Treatment by Age
Since bone healing and regrowth potentials change with age, children that develop Perthes at a certain age should receive treatment appropriate to their age group and treatments on this site are described based on the age of the child. For example, younger children have more healing potential and more time to regrow their bone than older kids and may need less aggressive theatment. Additionally, children with less area of the femoral head affected by the loss of blood flow have less diseased bone to heal than kids with more severe cases. Following are our current consensus on treatment by age. More detailed information is provided in each age group section below. There may be instances for each age group where a treatment more commonly used in other age groups may be recommended.

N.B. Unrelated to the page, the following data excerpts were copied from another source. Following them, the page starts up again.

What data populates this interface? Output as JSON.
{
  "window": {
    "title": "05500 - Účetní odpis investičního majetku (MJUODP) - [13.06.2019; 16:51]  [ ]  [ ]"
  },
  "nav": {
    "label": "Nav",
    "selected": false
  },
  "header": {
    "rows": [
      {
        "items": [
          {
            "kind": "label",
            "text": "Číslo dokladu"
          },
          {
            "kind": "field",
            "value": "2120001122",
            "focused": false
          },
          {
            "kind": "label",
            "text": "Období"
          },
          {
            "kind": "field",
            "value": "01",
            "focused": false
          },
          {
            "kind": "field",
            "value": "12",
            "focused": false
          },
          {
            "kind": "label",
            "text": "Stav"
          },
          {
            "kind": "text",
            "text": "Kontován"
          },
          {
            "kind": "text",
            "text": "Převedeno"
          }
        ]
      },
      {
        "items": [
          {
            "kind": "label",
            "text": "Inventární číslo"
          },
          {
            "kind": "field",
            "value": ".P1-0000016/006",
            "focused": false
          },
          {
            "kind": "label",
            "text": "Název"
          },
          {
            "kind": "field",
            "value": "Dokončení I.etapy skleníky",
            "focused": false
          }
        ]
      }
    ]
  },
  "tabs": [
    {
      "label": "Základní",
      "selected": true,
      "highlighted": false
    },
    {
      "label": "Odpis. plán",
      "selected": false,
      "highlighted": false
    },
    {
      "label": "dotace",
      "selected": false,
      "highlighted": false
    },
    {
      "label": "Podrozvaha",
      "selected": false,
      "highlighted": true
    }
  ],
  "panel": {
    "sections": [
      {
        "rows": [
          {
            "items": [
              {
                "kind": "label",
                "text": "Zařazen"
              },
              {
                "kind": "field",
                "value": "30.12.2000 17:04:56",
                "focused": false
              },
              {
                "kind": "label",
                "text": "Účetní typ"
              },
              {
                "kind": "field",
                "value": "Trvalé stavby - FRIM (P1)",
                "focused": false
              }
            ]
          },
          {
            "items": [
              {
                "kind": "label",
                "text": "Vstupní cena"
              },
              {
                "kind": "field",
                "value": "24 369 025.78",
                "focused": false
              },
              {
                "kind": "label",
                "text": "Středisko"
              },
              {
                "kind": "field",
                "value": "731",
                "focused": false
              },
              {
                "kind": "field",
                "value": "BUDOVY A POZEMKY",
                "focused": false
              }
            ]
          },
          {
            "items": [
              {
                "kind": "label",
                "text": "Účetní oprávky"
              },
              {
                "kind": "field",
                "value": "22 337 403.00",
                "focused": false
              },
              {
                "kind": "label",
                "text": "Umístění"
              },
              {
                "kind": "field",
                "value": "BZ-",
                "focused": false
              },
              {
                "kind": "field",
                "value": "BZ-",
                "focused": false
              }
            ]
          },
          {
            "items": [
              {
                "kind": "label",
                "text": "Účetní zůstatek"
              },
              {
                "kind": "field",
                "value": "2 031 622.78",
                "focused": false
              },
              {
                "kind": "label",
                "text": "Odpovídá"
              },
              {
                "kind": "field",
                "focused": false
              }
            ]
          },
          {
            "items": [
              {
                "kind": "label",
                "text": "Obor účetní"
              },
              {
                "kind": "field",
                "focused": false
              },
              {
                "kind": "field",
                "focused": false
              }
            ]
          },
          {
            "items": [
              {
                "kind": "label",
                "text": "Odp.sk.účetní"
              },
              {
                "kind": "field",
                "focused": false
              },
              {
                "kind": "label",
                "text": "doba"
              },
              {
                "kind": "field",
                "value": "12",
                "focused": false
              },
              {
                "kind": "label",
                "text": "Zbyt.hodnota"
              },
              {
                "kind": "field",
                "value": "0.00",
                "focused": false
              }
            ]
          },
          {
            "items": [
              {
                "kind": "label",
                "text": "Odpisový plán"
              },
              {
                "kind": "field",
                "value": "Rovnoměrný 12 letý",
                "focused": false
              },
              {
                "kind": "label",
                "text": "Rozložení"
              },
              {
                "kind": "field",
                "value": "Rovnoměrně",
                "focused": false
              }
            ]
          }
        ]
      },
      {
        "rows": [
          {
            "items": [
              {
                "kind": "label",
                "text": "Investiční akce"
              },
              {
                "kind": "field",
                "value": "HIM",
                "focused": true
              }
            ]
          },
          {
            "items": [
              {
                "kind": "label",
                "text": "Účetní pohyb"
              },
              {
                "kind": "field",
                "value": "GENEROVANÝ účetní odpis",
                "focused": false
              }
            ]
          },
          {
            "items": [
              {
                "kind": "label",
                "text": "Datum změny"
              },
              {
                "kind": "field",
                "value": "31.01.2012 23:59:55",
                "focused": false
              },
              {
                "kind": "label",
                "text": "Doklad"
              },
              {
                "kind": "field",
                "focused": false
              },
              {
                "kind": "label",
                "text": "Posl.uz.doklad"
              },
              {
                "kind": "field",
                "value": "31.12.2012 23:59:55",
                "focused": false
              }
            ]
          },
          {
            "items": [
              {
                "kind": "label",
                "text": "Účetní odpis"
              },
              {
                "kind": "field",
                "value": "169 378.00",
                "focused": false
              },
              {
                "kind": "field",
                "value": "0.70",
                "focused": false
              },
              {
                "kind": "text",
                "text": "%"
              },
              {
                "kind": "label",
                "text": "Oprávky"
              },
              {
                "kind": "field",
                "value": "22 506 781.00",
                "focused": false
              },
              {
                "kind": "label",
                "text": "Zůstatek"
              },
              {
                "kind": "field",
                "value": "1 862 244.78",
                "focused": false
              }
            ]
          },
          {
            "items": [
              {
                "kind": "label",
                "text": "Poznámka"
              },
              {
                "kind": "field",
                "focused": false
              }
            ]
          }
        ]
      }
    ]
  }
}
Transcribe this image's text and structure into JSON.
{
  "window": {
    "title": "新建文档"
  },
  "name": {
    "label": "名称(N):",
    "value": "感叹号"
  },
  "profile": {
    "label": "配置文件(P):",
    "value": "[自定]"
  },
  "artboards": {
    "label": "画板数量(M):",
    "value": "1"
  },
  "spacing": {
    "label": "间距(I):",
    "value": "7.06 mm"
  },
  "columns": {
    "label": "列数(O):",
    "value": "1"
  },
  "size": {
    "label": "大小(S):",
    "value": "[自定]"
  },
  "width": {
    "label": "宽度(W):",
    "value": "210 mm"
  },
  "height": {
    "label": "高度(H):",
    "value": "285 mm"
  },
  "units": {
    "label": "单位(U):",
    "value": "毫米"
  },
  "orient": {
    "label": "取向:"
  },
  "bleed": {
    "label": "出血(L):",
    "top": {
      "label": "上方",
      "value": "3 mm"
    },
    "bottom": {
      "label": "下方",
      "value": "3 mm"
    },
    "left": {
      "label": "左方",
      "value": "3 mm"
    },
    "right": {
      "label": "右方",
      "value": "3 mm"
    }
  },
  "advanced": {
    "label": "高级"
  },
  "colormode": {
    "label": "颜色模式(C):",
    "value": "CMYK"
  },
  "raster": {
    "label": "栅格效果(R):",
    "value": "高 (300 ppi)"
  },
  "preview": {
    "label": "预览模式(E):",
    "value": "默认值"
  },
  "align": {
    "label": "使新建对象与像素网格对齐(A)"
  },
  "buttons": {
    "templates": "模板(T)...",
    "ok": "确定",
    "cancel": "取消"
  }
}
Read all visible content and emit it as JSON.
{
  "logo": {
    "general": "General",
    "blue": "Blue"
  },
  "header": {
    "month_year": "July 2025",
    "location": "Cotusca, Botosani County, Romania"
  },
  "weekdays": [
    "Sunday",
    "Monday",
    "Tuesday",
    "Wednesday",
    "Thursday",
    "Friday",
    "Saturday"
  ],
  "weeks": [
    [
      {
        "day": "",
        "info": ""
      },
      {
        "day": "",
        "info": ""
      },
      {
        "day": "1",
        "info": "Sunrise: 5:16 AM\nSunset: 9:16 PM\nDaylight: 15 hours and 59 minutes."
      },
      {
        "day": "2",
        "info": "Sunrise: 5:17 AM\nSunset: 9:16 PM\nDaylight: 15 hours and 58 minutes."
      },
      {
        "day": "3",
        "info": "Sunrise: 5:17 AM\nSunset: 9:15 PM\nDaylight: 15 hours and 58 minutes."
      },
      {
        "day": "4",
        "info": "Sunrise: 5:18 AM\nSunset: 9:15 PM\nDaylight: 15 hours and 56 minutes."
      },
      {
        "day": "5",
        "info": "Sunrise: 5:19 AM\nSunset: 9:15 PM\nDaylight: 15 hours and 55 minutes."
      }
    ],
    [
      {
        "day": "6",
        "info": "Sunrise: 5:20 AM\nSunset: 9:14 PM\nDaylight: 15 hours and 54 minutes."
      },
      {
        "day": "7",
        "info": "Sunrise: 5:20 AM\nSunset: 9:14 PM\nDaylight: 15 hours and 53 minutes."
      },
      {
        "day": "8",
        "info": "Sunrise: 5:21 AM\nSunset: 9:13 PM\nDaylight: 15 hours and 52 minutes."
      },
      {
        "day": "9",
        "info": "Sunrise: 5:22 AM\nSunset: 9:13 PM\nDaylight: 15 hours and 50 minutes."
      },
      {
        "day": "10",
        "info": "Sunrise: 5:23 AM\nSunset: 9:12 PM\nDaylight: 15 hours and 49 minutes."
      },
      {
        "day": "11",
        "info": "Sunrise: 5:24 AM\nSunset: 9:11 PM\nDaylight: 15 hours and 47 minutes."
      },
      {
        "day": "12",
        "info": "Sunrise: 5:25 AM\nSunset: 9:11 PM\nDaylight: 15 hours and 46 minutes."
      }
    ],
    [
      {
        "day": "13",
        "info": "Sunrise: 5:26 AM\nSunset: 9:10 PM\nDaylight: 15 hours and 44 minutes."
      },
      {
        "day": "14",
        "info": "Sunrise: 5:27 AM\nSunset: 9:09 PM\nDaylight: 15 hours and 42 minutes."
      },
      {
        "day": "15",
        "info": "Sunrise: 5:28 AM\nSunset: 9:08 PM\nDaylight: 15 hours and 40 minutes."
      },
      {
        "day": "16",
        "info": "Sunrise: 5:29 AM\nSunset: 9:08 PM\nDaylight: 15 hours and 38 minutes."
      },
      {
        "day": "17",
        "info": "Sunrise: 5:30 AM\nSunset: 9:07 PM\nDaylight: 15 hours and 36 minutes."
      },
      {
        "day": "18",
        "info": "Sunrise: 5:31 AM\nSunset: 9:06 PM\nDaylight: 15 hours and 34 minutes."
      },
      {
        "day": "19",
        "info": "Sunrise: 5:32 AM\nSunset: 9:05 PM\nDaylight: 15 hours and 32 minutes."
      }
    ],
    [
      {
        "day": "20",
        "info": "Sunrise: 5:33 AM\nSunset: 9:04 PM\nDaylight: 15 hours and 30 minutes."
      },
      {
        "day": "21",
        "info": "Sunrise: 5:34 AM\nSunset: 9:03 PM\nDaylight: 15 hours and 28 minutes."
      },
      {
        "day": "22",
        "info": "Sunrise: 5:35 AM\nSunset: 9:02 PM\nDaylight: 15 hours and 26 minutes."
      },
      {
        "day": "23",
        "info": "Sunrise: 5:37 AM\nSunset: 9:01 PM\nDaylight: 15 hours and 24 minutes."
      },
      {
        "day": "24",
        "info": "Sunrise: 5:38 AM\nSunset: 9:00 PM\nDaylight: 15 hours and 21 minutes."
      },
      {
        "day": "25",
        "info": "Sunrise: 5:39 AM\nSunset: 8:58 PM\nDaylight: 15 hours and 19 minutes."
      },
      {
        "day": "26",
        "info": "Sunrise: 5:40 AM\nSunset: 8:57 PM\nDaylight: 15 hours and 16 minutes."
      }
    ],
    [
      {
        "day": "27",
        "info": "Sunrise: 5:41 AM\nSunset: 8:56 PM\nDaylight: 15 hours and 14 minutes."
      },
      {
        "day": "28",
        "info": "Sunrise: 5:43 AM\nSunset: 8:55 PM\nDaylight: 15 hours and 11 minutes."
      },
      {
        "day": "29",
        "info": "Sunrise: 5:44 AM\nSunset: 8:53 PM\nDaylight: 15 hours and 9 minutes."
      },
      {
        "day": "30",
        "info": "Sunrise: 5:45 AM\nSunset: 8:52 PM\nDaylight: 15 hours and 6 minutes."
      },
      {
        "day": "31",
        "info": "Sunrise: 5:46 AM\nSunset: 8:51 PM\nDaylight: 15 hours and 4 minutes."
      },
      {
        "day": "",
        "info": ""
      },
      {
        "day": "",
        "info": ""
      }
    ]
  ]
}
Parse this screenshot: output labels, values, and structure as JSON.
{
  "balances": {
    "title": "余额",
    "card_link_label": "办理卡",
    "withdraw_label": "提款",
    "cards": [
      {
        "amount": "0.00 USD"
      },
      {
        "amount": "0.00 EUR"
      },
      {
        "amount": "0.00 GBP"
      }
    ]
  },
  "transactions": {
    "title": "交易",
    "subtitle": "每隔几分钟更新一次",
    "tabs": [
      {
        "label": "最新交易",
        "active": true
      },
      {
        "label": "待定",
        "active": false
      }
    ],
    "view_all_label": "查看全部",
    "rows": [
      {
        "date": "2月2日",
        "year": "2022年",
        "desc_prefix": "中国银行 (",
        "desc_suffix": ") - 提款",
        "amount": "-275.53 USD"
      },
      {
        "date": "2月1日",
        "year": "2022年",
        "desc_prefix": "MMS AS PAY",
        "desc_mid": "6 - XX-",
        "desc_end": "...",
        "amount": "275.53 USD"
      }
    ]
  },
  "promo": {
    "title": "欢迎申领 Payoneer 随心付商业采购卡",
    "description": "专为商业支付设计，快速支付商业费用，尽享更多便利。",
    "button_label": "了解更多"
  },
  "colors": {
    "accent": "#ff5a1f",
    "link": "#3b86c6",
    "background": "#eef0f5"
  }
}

Age less than 6 at onset: treat symptoms (pain, limping, and decrease in hip joint movement) by nonsurgical means like rest, limiting running and jumping activities, anti-inflammatory medicine and crutches/ walker/wheelchair as needed)
Age 6-8 at onset: non-operative treatments (similar to less than 6 year old patient and brace) or operative treatments (femoral or pelvic bone surgery) can be used but we do not know which is better at this time. This is why IPSG is study the outcomes of patients treated non-operatively and operatively in this age group (see "Current Studies")
Age 8-11 at onset: operative treatment is recommended in severe cases (i.e. most of the femoral head is affected by Perthes). Conventional surgical treatments include femoral bone or pelvic bone surgery)
Age over 11 at onset: conventional femoral or pelvic bone surgeries are not as effective in this age group compare to the younger patients. Newer treatments such as multiple drilling of femoral head to create channels for blood vessels to grow back and hip distraction using an external fixatior to protect the femoral head are being done in some centers. IPSG will be comparing the results of these newer procedures.